At the close of April the military situation was as follows. Eugène Beauharnais, who commanded the relics of the Grand Army, after suffering a reverse at Mockern, had retired to the line of the Elbe; and French garrisons were thus left isolated in Danzig, Modlin, Zamosc, Glogau, Küstrin, and Stettin.[[294]] Napoleon's first plan of an advance direct to Stettin and Danzig having miscarried, he now sought to gather an[pg.285] immense force as secretly as possible near the Main, speedily to reinforce Eugène, crush the heads of the enemy's columns, and, rolling them up in disorder, carry the war to the banks of the Oder, and relieve his beleaguered garrisons by way of Leipzig and Torgau. The plan would have the further advantage of bringing a formidable force near to the Austrian frontier, and holding fast the Hapsburgs and Saxons to the French alliance.

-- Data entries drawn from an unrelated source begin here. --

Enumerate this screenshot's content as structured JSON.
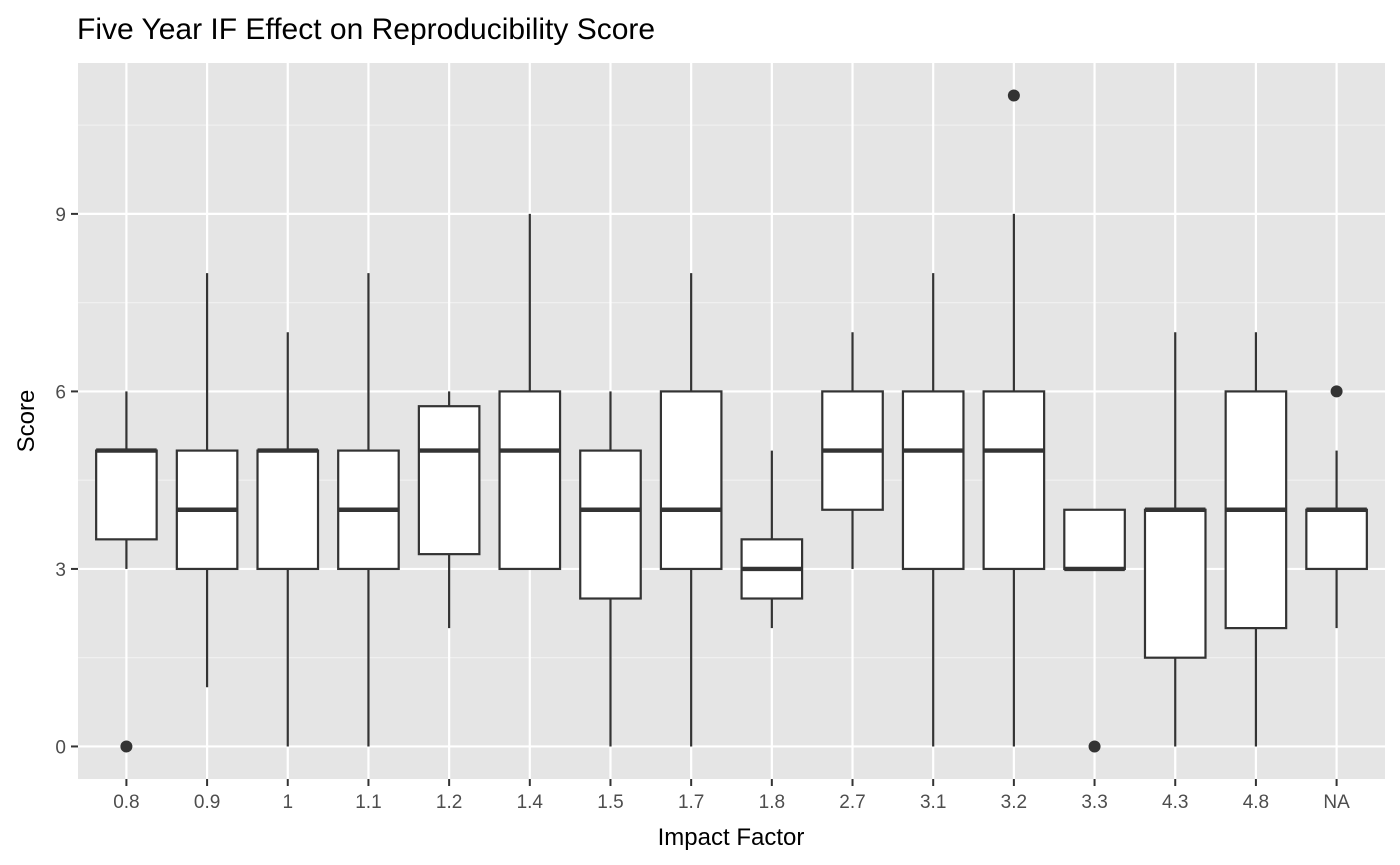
{
  "chart_data": {
    "type": "boxplot",
    "title": "Five Year IF Effect on Reproducibility Score",
    "xlabel": "Impact Factor",
    "ylabel": "Score",
    "categories": [
      "0.8",
      "0.9",
      "1",
      "1.1",
      "1.2",
      "1.4",
      "1.5",
      "1.7",
      "1.8",
      "2.7",
      "3.1",
      "3.2",
      "3.3",
      "4.3",
      "4.8",
      "NA"
    ],
    "y_ticks": [
      0,
      3,
      6,
      9
    ],
    "ylim": [
      -0.55,
      11.55
    ],
    "grid": true,
    "legend": "none",
    "boxes": [
      {
        "category": "0.8",
        "whisker_low": 3,
        "q1": 3.5,
        "median": 5,
        "q3": 5,
        "whisker_high": 6,
        "outliers": [
          0
        ]
      },
      {
        "category": "0.9",
        "whisker_low": 1,
        "q1": 3,
        "median": 4,
        "q3": 5,
        "whisker_high": 8,
        "outliers": []
      },
      {
        "category": "1",
        "whisker_low": 0,
        "q1": 3,
        "median": 5,
        "q3": 5,
        "whisker_high": 7,
        "outliers": []
      },
      {
        "category": "1.1",
        "whisker_low": 0,
        "q1": 3,
        "median": 4,
        "q3": 5,
        "whisker_high": 8,
        "outliers": []
      },
      {
        "category": "1.2",
        "whisker_low": 2,
        "q1": 3.25,
        "median": 5,
        "q3": 5.75,
        "whisker_high": 6,
        "outliers": []
      },
      {
        "category": "1.4",
        "whisker_low": 3,
        "q1": 3,
        "median": 5,
        "q3": 6,
        "whisker_high": 9,
        "outliers": []
      },
      {
        "category": "1.5",
        "whisker_low": 0,
        "q1": 2.5,
        "median": 4,
        "q3": 5,
        "whisker_high": 6,
        "outliers": []
      },
      {
        "category": "1.7",
        "whisker_low": 0,
        "q1": 3,
        "median": 4,
        "q3": 6,
        "whisker_high": 8,
        "outliers": []
      },
      {
        "category": "1.8",
        "whisker_low": 2,
        "q1": 2.5,
        "median": 3,
        "q3": 3.5,
        "whisker_high": 5,
        "outliers": []
      },
      {
        "category": "2.7",
        "whisker_low": 3,
        "q1": 4,
        "median": 5,
        "q3": 6,
        "whisker_high": 7,
        "outliers": []
      },
      {
        "category": "3.1",
        "whisker_low": 0,
        "q1": 3,
        "median": 5,
        "q3": 6,
        "whisker_high": 8,
        "outliers": []
      },
      {
        "category": "3.2",
        "whisker_low": 0,
        "q1": 3,
        "median": 5,
        "q3": 6,
        "whisker_high": 9,
        "outliers": [
          11
        ]
      },
      {
        "category": "3.3",
        "whisker_low": 3,
        "q1": 3,
        "median": 3,
        "q3": 4,
        "whisker_high": 4,
        "outliers": [
          0
        ]
      },
      {
        "category": "4.3",
        "whisker_low": 0,
        "q1": 1.5,
        "median": 4,
        "q3": 4,
        "whisker_high": 7,
        "outliers": []
      },
      {
        "category": "4.8",
        "whisker_low": 0,
        "q1": 2,
        "median": 4,
        "q3": 6,
        "whisker_high": 7,
        "outliers": []
      },
      {
        "category": "NA",
        "whisker_low": 2,
        "q1": 3,
        "median": 4,
        "q3": 4,
        "whisker_high": 5,
        "outliers": [
          6
        ]
      }
    ]
  },
  "colors": {
    "panel_background": "#e5e5e5",
    "grid_major": "#ffffff",
    "grid_minor": "#f2f2f2",
    "box_fill": "#ffffff",
    "box_stroke": "#333333",
    "outlier": "#333333",
    "tick_text": "#4d4d4d",
    "title_text": "#000000"
  }
}
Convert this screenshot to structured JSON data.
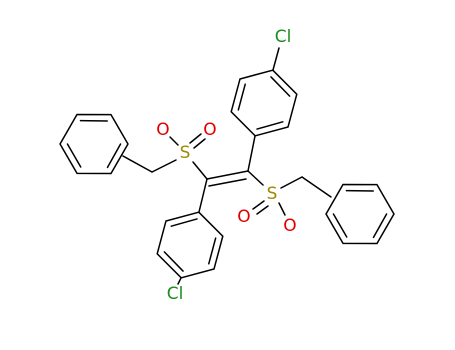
{
  "atoms": [
    "Cl",
    "Cl",
    "S",
    "S",
    "O",
    "O",
    "O",
    "O"
  ]
}
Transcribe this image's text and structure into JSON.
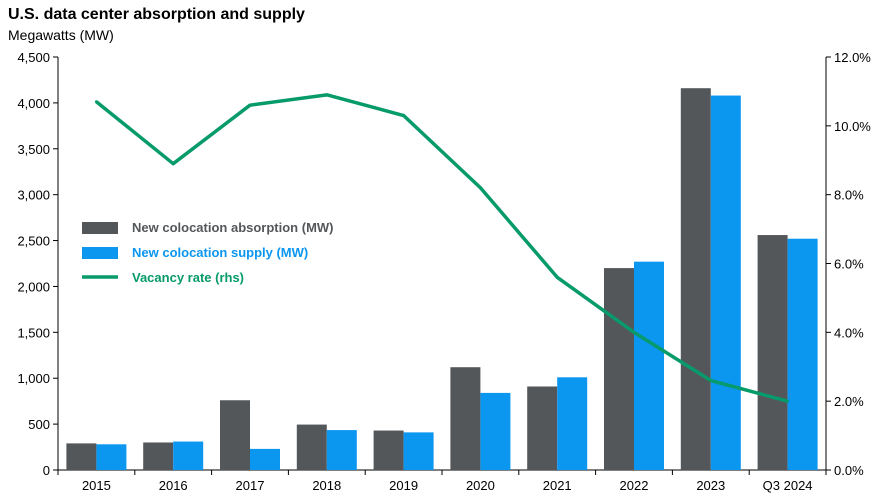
{
  "chart_data": {
    "type": "bar",
    "title": "U.S. data center absorption and supply",
    "subtitle": "Megawatts (MW)",
    "categories": [
      "2015",
      "2016",
      "2017",
      "2018",
      "2019",
      "2020",
      "2021",
      "2022",
      "2023",
      "Q3 2024"
    ],
    "series": [
      {
        "name": "New colocation absorption (MW)",
        "kind": "bar",
        "axis": "left",
        "color": "#54575a",
        "values": [
          290,
          300,
          760,
          495,
          430,
          1120,
          910,
          2200,
          4160,
          2560
        ]
      },
      {
        "name": "New colocation supply (MW)",
        "kind": "bar",
        "axis": "left",
        "color": "#0b96f0",
        "values": [
          280,
          310,
          230,
          435,
          410,
          840,
          1010,
          2270,
          4080,
          2520
        ]
      },
      {
        "name": "Vacancy rate (rhs)",
        "kind": "line",
        "axis": "right",
        "color": "#079a6a",
        "values": [
          10.7,
          8.9,
          10.6,
          10.9,
          10.3,
          8.2,
          5.6,
          4.0,
          2.6,
          2.0
        ]
      }
    ],
    "y_left": {
      "min": 0,
      "max": 4500,
      "step": 500,
      "tick_labels": [
        "0",
        "500",
        "1,000",
        "1,500",
        "2,000",
        "2,500",
        "3,000",
        "3,500",
        "4,000",
        "4,500"
      ]
    },
    "y_right": {
      "min": 0,
      "max": 12,
      "step": 2,
      "tick_labels": [
        "0.0%",
        "2.0%",
        "4.0%",
        "6.0%",
        "8.0%",
        "10.0%",
        "12.0%"
      ]
    },
    "grid": false,
    "legend_position": "left"
  }
}
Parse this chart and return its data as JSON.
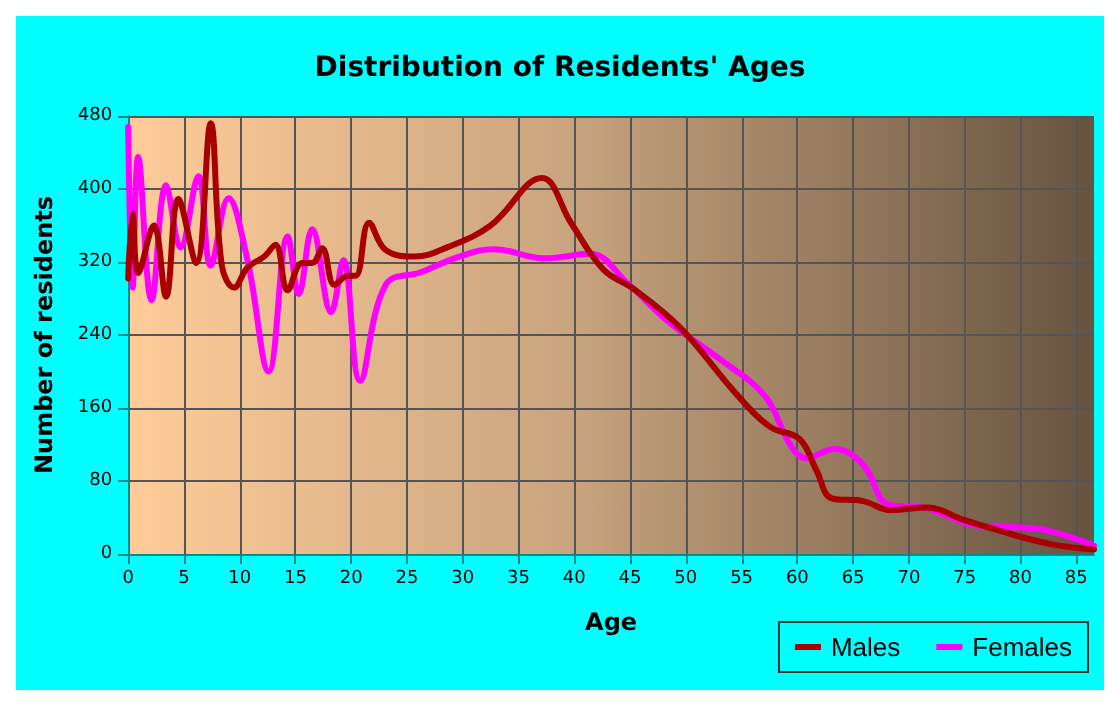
{
  "chart_data": {
    "type": "line",
    "title": "Distribution of Residents' Ages",
    "xlabel": "Age",
    "ylabel": "Number of residents",
    "xlim": [
      0,
      86.6
    ],
    "xticks": [
      0,
      5,
      10,
      15,
      20,
      25,
      30,
      35,
      40,
      45,
      50,
      55,
      60,
      65,
      70,
      75,
      80,
      85
    ],
    "ylim": [
      0,
      480
    ],
    "yticks": [
      0,
      80,
      160,
      240,
      320,
      400,
      480
    ],
    "grid": true,
    "legend": "bottom right",
    "marker": "none",
    "line_style": "solid",
    "series": [
      {
        "name": "Males",
        "color": "#a80000",
        "x": [
          0,
          0.4,
          0.9,
          2.3,
          3.4,
          4.5,
          6.1,
          7.4,
          8.4,
          9.5,
          10.7,
          12.2,
          13.2,
          14.3,
          15.6,
          16.5,
          17.4,
          18.5,
          19.7,
          20.4,
          21.6,
          23.1,
          25.7,
          28.6,
          32.5,
          37.1,
          39.7,
          42.6,
          45.5,
          49.5,
          54.7,
          57.6,
          60.2,
          61.7,
          63.1,
          65.9,
          68.4,
          71.6,
          75,
          79.7,
          83.1,
          86.6
        ],
        "values": [
          302,
          373,
          308,
          360,
          282,
          389,
          319,
          472,
          316,
          292,
          314,
          326,
          339,
          289,
          319,
          319,
          335,
          295,
          305,
          305,
          363,
          333,
          326,
          336,
          360,
          412,
          363,
          312,
          289,
          248,
          173,
          139,
          126,
          92,
          61,
          58,
          48,
          51,
          37,
          20,
          10,
          5
        ]
      },
      {
        "name": "Females",
        "color": "#ff00ff",
        "x": [
          0,
          0.4,
          0.9,
          2.1,
          3.4,
          4.7,
          6.3,
          7.4,
          9,
          10.7,
          12.6,
          14.3,
          15.3,
          16.5,
          18.2,
          19.3,
          20.8,
          23.1,
          26.3,
          29.7,
          32.8,
          37.4,
          41.4,
          44.9,
          48.4,
          53,
          57.1,
          59.4,
          60.8,
          63.3,
          65.9,
          68.2,
          71.6,
          76.2,
          81.4,
          86.6
        ],
        "values": [
          468,
          292,
          435,
          278,
          404,
          336,
          414,
          316,
          390,
          322,
          200,
          348,
          285,
          356,
          265,
          322,
          190,
          295,
          309,
          326,
          334,
          324,
          329,
          295,
          255,
          214,
          173,
          119,
          105,
          115,
          98,
          54,
          50,
          31,
          28,
          9
        ]
      }
    ]
  }
}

Meanwhile the allied army was pressing westwards with no less determination. The Czar and King had addressed a menacing summons to the King of Saxony to join them, but, receiving no response, invaded his States. Thereupon Frederick Augustus fled into Bohemia, relying on an offer from Vienna which guaranteed him his German lands if he would join the Hapsburgs in their armed mediation.[[295]] For the present, however, Saxony was to be the battlefield of the two contending principles of nationality and Napoleonic Imperialism.
They clashed together on the historic ground of Lützen. Not only the associations of the place, but the reputation of the leaders helped to kindle the enthusiasm of the rank and file. On the one side was the great conqueror himself, with faculties and prestige undimmed even by the greatest disaster recorded in the annals of civilized nations. He was opposed by men no less determined than himself. The illness and finally the death of the obstinate old Kutusoff had stopped the intrigues of the Slav peace party, hitherto strong in the Russian camp: and the command now devolved on Wittgenstein, a more energetic man, whose heart was in his work.